Se aproximou. A mente vincada por teorias e provas, por dados e notas e relatórios científicos a entregar, pareceres nem sempre gentis a enviar, notebook para formatar, a ciência da vida a ciência da morte a ciência da ciência e mais um monte de coisas que nunca deixavam tempo nem para que ela... para que ela se aproximasse.
"Quanto mais aproximações executamos", dizia seu antigo professor, "menos certezas obtemos.
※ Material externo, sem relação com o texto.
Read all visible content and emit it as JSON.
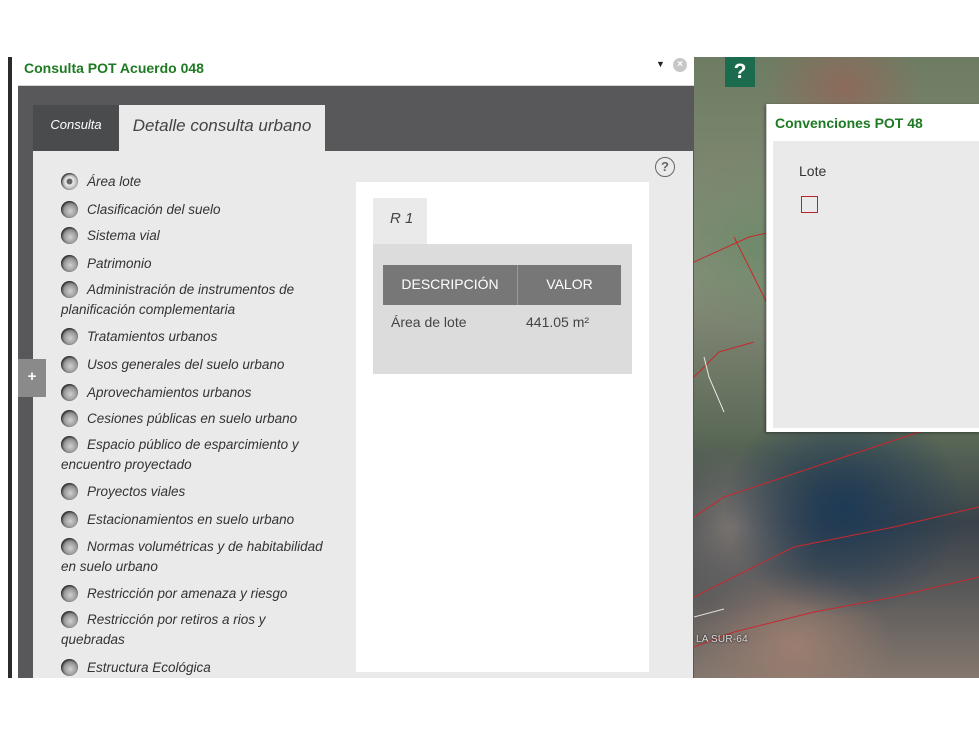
{
  "panel": {
    "title": "Consulta POT Acuerdo 048",
    "tabs": [
      {
        "label": "Consulta"
      },
      {
        "label": "Detalle consulta urbano"
      }
    ],
    "help_symbol": "?",
    "options": [
      {
        "label": "Área lote",
        "selected": true
      },
      {
        "label": "Clasificación del suelo"
      },
      {
        "label": "Sistema vial"
      },
      {
        "label": "Patrimonio"
      },
      {
        "label": "Administración de instrumentos de planificación complementaria"
      },
      {
        "label": "Tratamientos urbanos"
      },
      {
        "label": "Usos generales del suelo urbano"
      },
      {
        "label": "Aprovechamientos urbanos"
      },
      {
        "label": "Cesiones públicas en suelo urbano"
      },
      {
        "label": "Espacio público de esparcimiento y encuentro proyectado"
      },
      {
        "label": "Proyectos viales"
      },
      {
        "label": "Estacionamientos en suelo urbano"
      },
      {
        "label": "Normas volumétricas y de habitabilidad en suelo urbano"
      },
      {
        "label": "Restricción por amenaza y riesgo"
      },
      {
        "label": "Restricción por retiros a rios y quebradas"
      },
      {
        "label": "Estructura Ecológica"
      }
    ],
    "result": {
      "tab": "R 1",
      "columns": [
        "DESCRIPCIÓN",
        "VALOR"
      ],
      "rows": [
        {
          "descripcion": "Área de lote",
          "valor": "441.05 m²"
        }
      ]
    },
    "expand_symbol": "+"
  },
  "map": {
    "help_symbol": "?",
    "street_label": "LA SUR-64",
    "legend": {
      "title": "Convenciones POT 48",
      "item_label": "Lote",
      "item_color": "#b3262a"
    }
  },
  "colors": {
    "accent_green": "#1e7a22",
    "panel_dark": "#58585a",
    "map_button": "#1b6b4e"
  }
}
A proximidade altera o grau do questionamento".
- Altere o questionamento.
A doutora se espantou ao ser trazida de volta ao mundo. Dos pensamentos profundos, praticamente caiu no presente, ouvindo a velha temente a Deus no vestido de freira e com a taça ainda cheia de sangue do Cristo nas mãos.
- C... como? Mil perdões, mas a senhora falou comigo?
- Eu? - disse a freira, espantada - Não, minha jovem, estava apenas rezando. Desculpe se a incomodei.
A jovem ajeitou a alça da bolsa no ombro, distribuindo de novo o peso pesado do material de estudo, dos quadros de estado da arte e o prumo da respiração. "Posso me sentar?", perguntou. "Pode, claro, por gentileza!", a irmã respondeu.
Um silêncio constrangedor, por fim, deu coragem à doutora, que perguntou num tom bem menos arrogante que o planejado:
- Onde está seu deus agora?
A freira, sorrindo, deu mais um gole no vinho antes de dizer qualquer coisa. Mas disse.
- Apenas sei onde estou.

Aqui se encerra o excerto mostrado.